On Mon, Jan 8, 2018 at 7:39 AM, Pavol Rusnak via bitcoin-dev <bitcoin-dev@lists.linuxfoundation.org> wrote:
On 08/01/18 05:22, Gregory Maxwell wrote:
>> https://github.com/satoshilabs/slips/blob/master/slip-0039.md


> The 16-bit "checksum" based on sha2 seems pretty poor since basing
> small checksums on a cryptographic hash results in a fairly poor
> checksum that is surprisingly likely to accept an errored string. Your
> wordlist is 10 bits and you have much less than 1023*10 bits of input,
> so you could easily have a 20 bit code (two words) which guaranteed
> that up to two errored words would always be detected, and probably
> could choose one which catches three words much more often 1:2^20
> (sipa's crc tools can help find codes like this).

Originally, we wanted to use 16-bit of CRC32 for checksum, but after the
discussion with Daan Sprenkels we were suggested to change this for
cryptographically strong function. The argument was that CRC32 contains
less entropy and mixing high-entropy data (secret) with low-entropy data
(checksum) is not a good idea.

This entropy argument seems confused.  Ignoring constant factors, the entropy of a checksum is the sum over all possible checksums, i, of -n_i*log(n_i), where n_i is the number of times the ith checksum occurs over the space of all possible data being checksummed.  In this application the checksum is being applied to a fixed m-bit blob of uniformly random data.

The entropy is maximized when every possible checksum occurs equally as frequently, that is we achieve maximum entropy when all the n_i values are equal to each other.  Any error correcting code worth it's salt will try to achieve this property because the designers want every checksum value to have as much error correcting power as every other checksum value.  I'm almost certain that the algebraic properties of your typical error correcting codes allow you to prove that maximum entropy is perfectly achieved whenever the data-blob size is at least as large as the checksum size.

Meanwhile the truncated value of a cryptographic hash function is expected to be slightly under the maximum entropy value, under the assumption that the hash function it behaves like a random function.

The main properties of a "strong cryptographic hash function" is that it is infeasible to find collisions and preimages.  However these properties are lost when you truncate the hash down to 16-bits.  At this point is it entirely feasible to find collisions and preimages.

So using a truncated cryptographic hash function doesn't provide you with more entropy (and, in fact, probably a sliver less entropy), and doesn't provide you with any of the befits of strong cryptographic hash function.
 
Also, there is an argument between a checksum and ECC. We discussed that
ECC might not be a good idea, because it helps the attacker to compute
missing information, while we only want to check for integrity.
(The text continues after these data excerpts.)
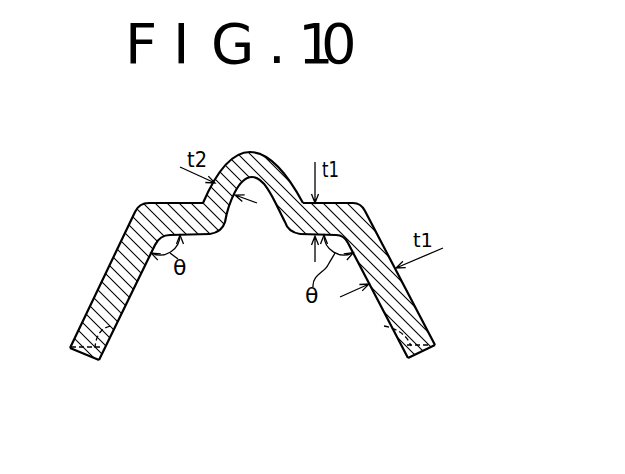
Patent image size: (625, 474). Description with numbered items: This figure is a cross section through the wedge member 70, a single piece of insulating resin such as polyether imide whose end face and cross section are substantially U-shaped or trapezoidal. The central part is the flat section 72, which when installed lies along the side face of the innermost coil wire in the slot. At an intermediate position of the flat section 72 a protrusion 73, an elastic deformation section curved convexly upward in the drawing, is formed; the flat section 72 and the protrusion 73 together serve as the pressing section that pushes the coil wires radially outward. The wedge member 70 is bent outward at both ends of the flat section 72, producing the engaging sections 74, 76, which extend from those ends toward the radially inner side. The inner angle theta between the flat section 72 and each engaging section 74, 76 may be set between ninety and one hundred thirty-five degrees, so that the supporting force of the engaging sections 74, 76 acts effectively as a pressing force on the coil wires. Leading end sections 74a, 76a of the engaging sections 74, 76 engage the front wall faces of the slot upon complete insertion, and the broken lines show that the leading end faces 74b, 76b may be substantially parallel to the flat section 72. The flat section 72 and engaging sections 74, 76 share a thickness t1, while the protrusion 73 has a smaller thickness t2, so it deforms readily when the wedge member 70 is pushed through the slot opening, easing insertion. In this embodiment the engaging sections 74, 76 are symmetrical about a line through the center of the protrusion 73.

The wedge member 70 is at (375, 182).
The flat section 72 is at (170, 203).
The protrusion (elastic deformation section) 73 is at (250, 151).
The engaging section 74 is at (99, 287).
The leading end section 74a is at (80, 360).
The leading end face 74b is at (110, 326).
The engaging section 76 is at (416, 306).
The leading end section 76a is at (420, 357).
The leading end face 76b is at (384, 326).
Also the
word mnemonic is itself a ECC, because if you see the word "acadornic"
it is probably the word "academic".

Every checksum is error correcting.  Given an failed checksum, all you have to do is search around the space of edits to find the smallest set edits that yield a valid checksum.  With a 2^16 bit checksum one will expect to find a nearby checksum within 2^16 trails, even when using a truncated hash function.

What an error-correcting codes gives you isn't the ability to correct errors, which we have seen is something that all short checksums provide, rather they provide *guarantees* about the ability to detect (and correct) certain common classes of errors.  For example we can have an ECC that guarantees to find the error where are word is accidentally written down twice (see https://lists.linuxfoundation.org/pipermail/bitcoin-dev/2018-January/015506.html).

The advice you have been given will only result in losing any guarantees about detecting common classes or errors; it won't stop attackers from recovering missing information, and it won't provide a cryptographically strong function.